Karl Tausig came to Berlin in the beginning of the sixties. Alois Tausig, his father, a distinguished piano teacher at Warsaw, who had directed the early education of the son, whom he survived by more than a decade, had already presented him to Liszt at Weimar. Liszt at once took the liveliest interest in the astonishing talents of the boy and made him a member of his household at Altenburg, at Weimar, where this prince in the realm of art kept his court with the Princess Sayn-Wittgenstein, surrounded by a train of young artists, to which Hans von Bülow, Karl Klindworth, Peter Cornelius (to name only a few) belonged. With all these Karl Tausig formed intimate friendships, especially with Cornelius, who was nearest to him in age. An active correspondence was carried on between them, even when their paths of life separated them. Tausig next went to Wagner at Zürich, and the meeting confirmed him in his enthusiasm for the master's creations and developed that combativeness for the works and artistic struggles of Wagner which resulted in the arrangement of orchestral concerts in Vienna exclusively for Wagner's compositions, a very hazardous venture at that period. He directed them in person, and gave all his savings and all his youthful power to them without gaining the success that was hoped for. The master himself, when he came to Vienna for the rehearsals of the first performances of Tristan und Isolde, had sad experiences; his young friend stood gallantly by his side, but the performance did not take place. Vienna was then a sterile soil for Wagner's works and designs. Tausig returned in anger to Berlin, where he quickly became an important figure and a life-giving centre of a circle of interesting men.

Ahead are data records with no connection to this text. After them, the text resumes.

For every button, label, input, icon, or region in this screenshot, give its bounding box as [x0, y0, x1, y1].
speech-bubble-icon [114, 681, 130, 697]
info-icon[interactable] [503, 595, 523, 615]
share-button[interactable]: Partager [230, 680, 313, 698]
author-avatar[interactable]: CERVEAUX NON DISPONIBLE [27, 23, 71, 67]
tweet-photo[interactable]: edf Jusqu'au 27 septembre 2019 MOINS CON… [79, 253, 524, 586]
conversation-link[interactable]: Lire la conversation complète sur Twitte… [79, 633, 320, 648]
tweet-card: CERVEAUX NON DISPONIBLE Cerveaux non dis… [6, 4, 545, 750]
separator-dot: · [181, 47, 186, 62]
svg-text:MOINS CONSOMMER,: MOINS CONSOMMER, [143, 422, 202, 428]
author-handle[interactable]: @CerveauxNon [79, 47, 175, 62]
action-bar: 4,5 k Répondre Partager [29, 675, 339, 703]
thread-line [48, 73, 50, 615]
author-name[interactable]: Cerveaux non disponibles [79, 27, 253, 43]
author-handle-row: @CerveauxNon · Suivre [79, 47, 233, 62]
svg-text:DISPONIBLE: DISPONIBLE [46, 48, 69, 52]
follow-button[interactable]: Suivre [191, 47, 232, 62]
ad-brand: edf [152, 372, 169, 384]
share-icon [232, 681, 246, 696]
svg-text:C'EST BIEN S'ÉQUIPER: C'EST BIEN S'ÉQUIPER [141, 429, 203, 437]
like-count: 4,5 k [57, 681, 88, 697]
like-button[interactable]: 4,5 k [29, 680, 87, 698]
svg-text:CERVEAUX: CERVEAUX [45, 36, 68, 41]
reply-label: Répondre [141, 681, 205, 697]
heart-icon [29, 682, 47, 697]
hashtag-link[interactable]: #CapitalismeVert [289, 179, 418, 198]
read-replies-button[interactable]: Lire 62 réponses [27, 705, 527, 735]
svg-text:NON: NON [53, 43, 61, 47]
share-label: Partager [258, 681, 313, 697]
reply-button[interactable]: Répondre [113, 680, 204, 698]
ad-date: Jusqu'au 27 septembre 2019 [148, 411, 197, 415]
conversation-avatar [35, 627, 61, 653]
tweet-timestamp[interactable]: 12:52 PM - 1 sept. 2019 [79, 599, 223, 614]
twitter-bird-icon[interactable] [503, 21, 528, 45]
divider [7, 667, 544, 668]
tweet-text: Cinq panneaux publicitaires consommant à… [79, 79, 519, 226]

He founded a conservatory that was sought by pupils from all over the world, and where teachers like Louis Ehlert and Adolf Jensen gave instruction. When Richard Wagner came to Berlin in 1870 with a project for erecting a theatre of his own for the performance of the Nibelungen Ring it was Tausig who took it up with ardent zeal, to which the master bore honourable testimony in his account of the performance.
In July, 1871, Tausig visited Liszt at Weimar and accompanied him to Leipsic, where Liszt's grand mass was performed in St. Thomas' Church by the Riedle Society. After the performance he fell sick. A cold, it was said, prostrated him. In truth he had the seeds of death in him, which Wagner, in his inscription for the tomb of his young friend, expressed by the words, "Ripe for death!" The Countess Krockow and Frau von Moukanoff, who on the report of his being attacked by typhus hastened to discharge the duties of a Samaritan by his sick-bed in the hospital, did all that careful nursing and devoted love could do, but in vain, and on July 17 Karl Tausig breathed his last.